Cancer Moonshot At SXSW
Former Vice President Joe Biden personally experienced the sorrow of cancer when his son Beau died of brain cancer in 2015 at age 46. This loss took Biden out of the 2016 race for the presidency, but it also inspired him to make the “cancer moonshot” a reality. This $6.3 billion research initiative aims to double the pace of cancer research over the course of five years by carefully targeting spending and making the best new therapies in the field available to more people.
On March 12, Biden and his wife Dr. Jill Biden took the stage at SXSW 2017 hoping to inspire the audience of “some of the most innovative minds in the world” to stay involved with the initiative so we can all benefit from “gigantic progress” in the battle for prevention, treatment, and detection of cancer. Biden emphasized his hope that this "generation can be the first to go through life with a different understanding of cancer as a preventable and controllable disease.”
Biden explained the various ways that the moonshot has benefitted from cooperation between government agencies, drug companies, private companies, researchers, healthcare professionals, hospitals, patients—all of whom are stakeholders in the fight. The moonshot has also become an international venture, which is vital to its success; Biden's work has already resulted in data sharing with 10 countries. “The hope is there will be tens of thousands more patients, increasing the commons and hopefully exponentially we'll have more data to be able to be examined to unlock some of the secrets this dreaded disease hides,” he said.

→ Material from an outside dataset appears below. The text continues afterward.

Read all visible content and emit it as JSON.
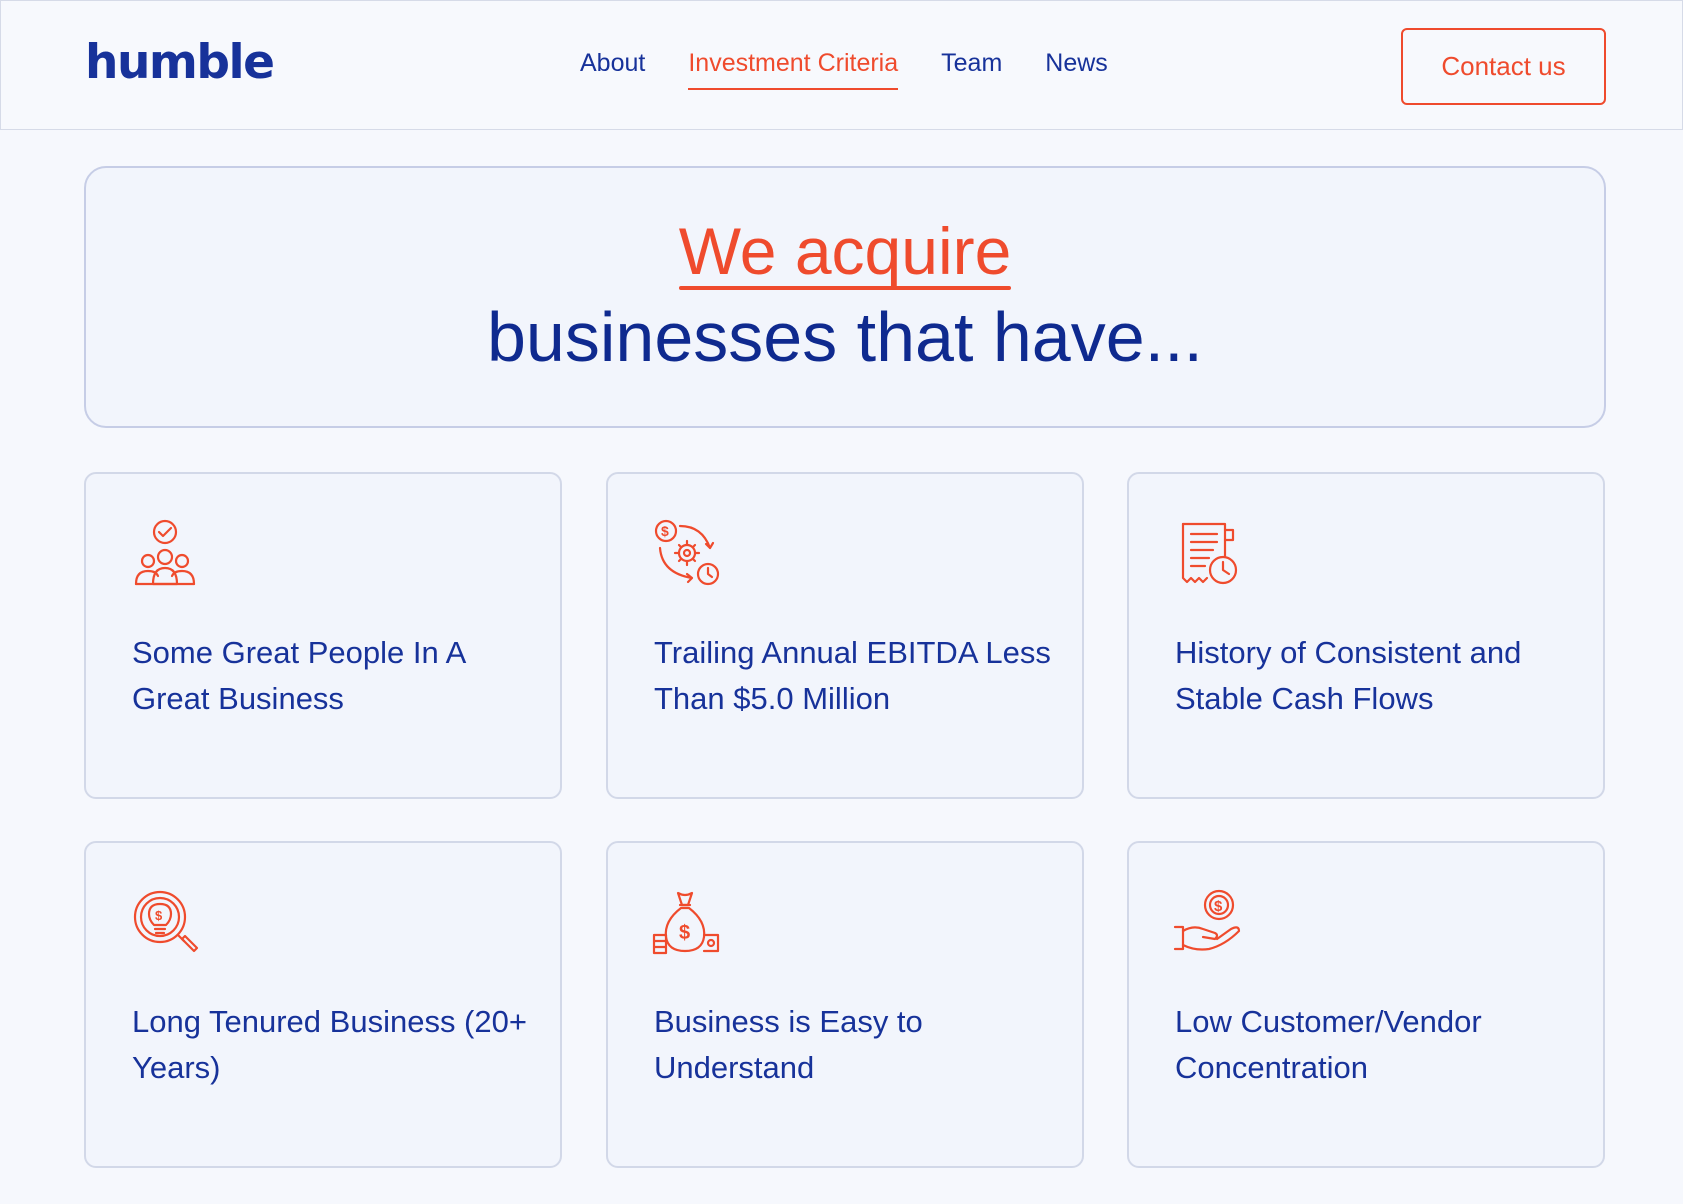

Public Investment In Research
Biden was quick to point out that even government agencies you might not expect, such as NASA and the Department of Energy, have played a key role in the moonshot: “I don't know any outfit that knows more about radiation than NASA. [Radiation therapy] kills the bad guys, but kills a lot of good cells too, even when it's really precise,” he said. The National Cancer Institute's “Genomic Data Commons” has also more than doubled since the initiative began.

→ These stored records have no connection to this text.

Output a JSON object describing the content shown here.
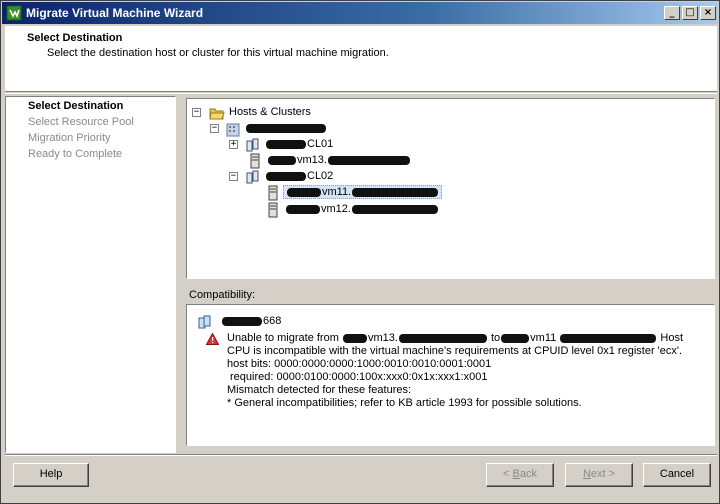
{
  "window": {
    "title": "Migrate Virtual Machine Wizard",
    "minimize": "_",
    "maximize": "□",
    "close": "×"
  },
  "header": {
    "title": "Select Destination",
    "subtitle": "Select the destination host or cluster for this virtual machine migration."
  },
  "steps": [
    {
      "label": "Select Destination",
      "state": "active"
    },
    {
      "label": "Select Resource Pool",
      "state": "inactive"
    },
    {
      "label": "Migration Priority",
      "state": "inactive"
    },
    {
      "label": "Ready to Complete",
      "state": "inactive"
    }
  ],
  "tree": {
    "root": {
      "label": "Hosts & Clusters",
      "icon": "folder-icon",
      "expander": "−"
    },
    "datacenter": {
      "expander": "−",
      "icon": "datacenter-icon"
    },
    "cluster1": {
      "suffix": "CL01",
      "expander": "+",
      "icon": "cluster-icon"
    },
    "host13": {
      "middle": "vm13.",
      "icon": "host-icon"
    },
    "cluster2": {
      "suffix": "CL02",
      "expander": "−",
      "icon": "cluster-icon"
    },
    "host11": {
      "middle": "vm11.",
      "icon": "host-icon",
      "selected": true
    },
    "host12": {
      "middle": "vm12.",
      "icon": "host-icon"
    }
  },
  "compatibility": {
    "label": "Compatibility:",
    "item": {
      "suffix": "668",
      "icon": "cluster-icon"
    },
    "error_icon": "warning-icon",
    "lines": {
      "l1_a": "Unable to migrate from",
      "l1_b": "vm13.",
      "l1_c": "to",
      "l1_d": "vm11",
      "l1_e": "Host",
      "l2": "CPU is incompatible with the virtual machine's requirements at CPUID level 0x1 register 'ecx'.",
      "l3": "host bits: 0000:0000:0000:1000:0010:0010:0001:0001",
      "l4": "required: 0000:0100:0000:100x:xxx0:0x1x:xxx1:x001",
      "l5": "Mismatch detected for these features:",
      "l6": "* General incompatibilities; refer to KB article 1993 for possible solutions."
    }
  },
  "buttons": {
    "help": "Help",
    "back_prefix": "< ",
    "back_mnemonic": "B",
    "back_rest": "ack",
    "next_prefix": "",
    "next_mnemonic": "N",
    "next_rest": "ext >",
    "cancel": "Cancel"
  },
  "colors": {
    "title_bar": "#0a246a",
    "selection": "#d6e5f5",
    "warning": "#e03030"
  }
}
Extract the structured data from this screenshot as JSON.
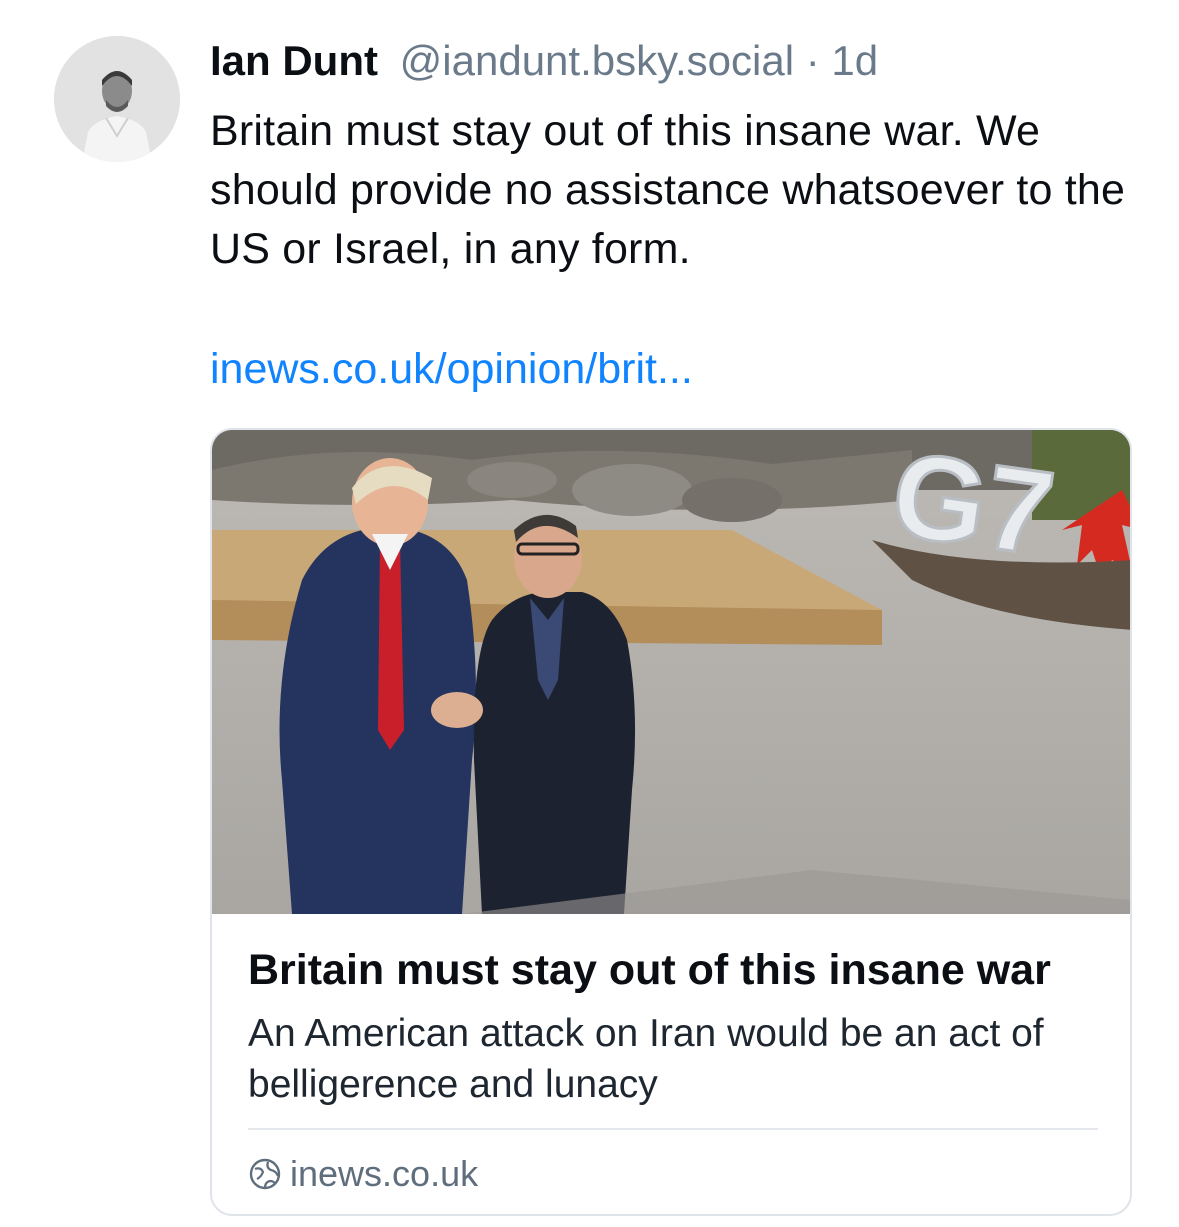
{
  "author": {
    "name": "Ian Dunt",
    "handle": "@iandunt.bsky.social",
    "separator": "·",
    "time": "1d",
    "avatar_icon": "avatar-photo"
  },
  "post": {
    "text": "Britain must stay out of this insane war. We should provide no assistance whatsoever to the US or Israel, in any form.",
    "link_text": "inews.co.uk/opinion/brit..."
  },
  "embed": {
    "title": "Britain must stay out of this insane war",
    "description": "An American attack on Iran would be an act of belligerence and lunacy",
    "domain": "inews.co.uk",
    "image_sign_text": "G7",
    "domain_icon": "globe-icon"
  },
  "colors": {
    "link": "#1083fe",
    "muted": "#6b7a8a",
    "border": "#dfe4ea"
  }
}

The Joint Economic Committee of the U.S. Congress has itself recognized the "critical role of the government in funding R&D." Congress asked the National Academy of Sciences (NAS) how it should assess the economic return on governmental investment in research. In 2014, NAS answered with their report, “Furthering America’s Research Enterprise.” The report indicates that the focus should be placed on cultivating a world-class research community, and that economic returns from research naturally follow once such a community exists. However, private funding for research is, by definition, focused on economic returns or other specific goals in almost all situations. This is why public investment in research and a government that is committed to working with scientists who are conducting potentially life-saving research are both so critical.

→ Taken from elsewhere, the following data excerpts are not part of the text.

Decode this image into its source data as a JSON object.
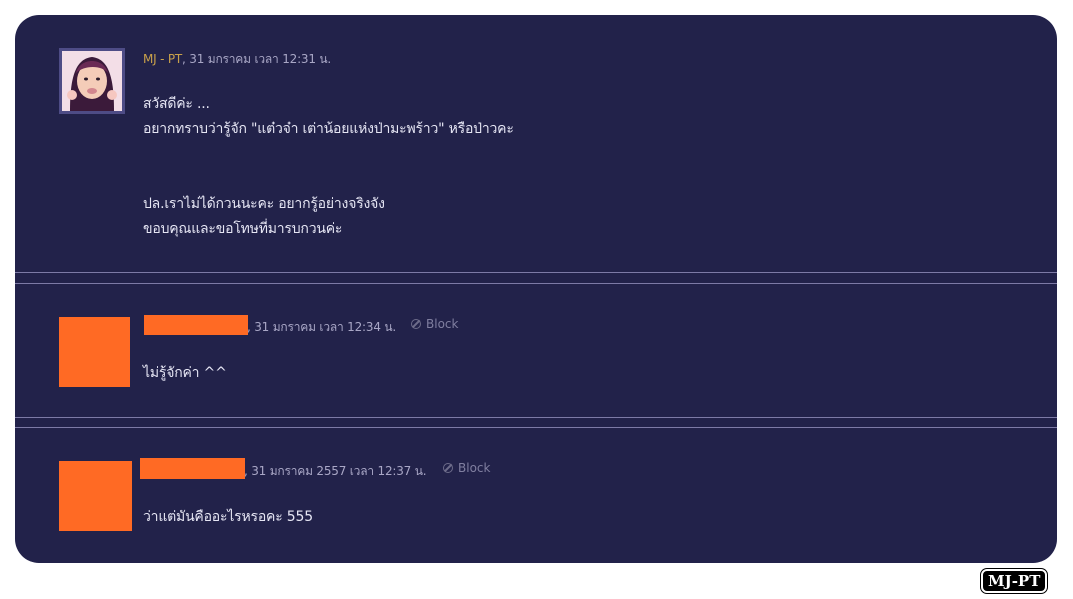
{
  "posts": [
    {
      "author": "MJ - PT",
      "timestamp": ", 31 มกราคม เวลา 12:31 น.",
      "lines": [
        "สวัสดีค่ะ ...",
        "อยากทราบว่ารู้จัก \"แต๋วจ๋า  เต่าน้อยแห่งป่ามะพร้าว\" หรือป่าวคะ",
        "ปล.เราไม่ได้กวนนะคะ อยากรู้อย่างจริงจัง",
        "ขอบคุณและขอโทษที่มารบกวนค่ะ"
      ]
    },
    {
      "author": "",
      "timestamp": ", 31 มกราคม เวลา 12:34 น.",
      "block_label": "Block",
      "lines": [
        "ไม่รู้จักค่า ^^"
      ]
    },
    {
      "author": "",
      "timestamp": ", 31 มกราคม 2557 เวลา 12:37 น.",
      "block_label": "Block",
      "lines": [
        "ว่าแต่มันคืออะไรหรอคะ 555"
      ]
    }
  ],
  "watermark": "MJ-PT",
  "colors": {
    "panel": "#22224a",
    "redaction": "#ff6a24",
    "author": "#c9a14a"
  },
  "icons": {
    "block": "block-circle-icon"
  }
}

Biden highlighted some failures in cancer research until now, and many concern data silos. Failed trials don't get shared, so efforts are duplicated. Patients can access just about any information online, but not general data on cancer outcomes or genomic data — sometimes even their own. As exciting as Biden's efforts are, the reality at present is that the moonshot faces uncertainty, as do many scientific programs reliant on government funding.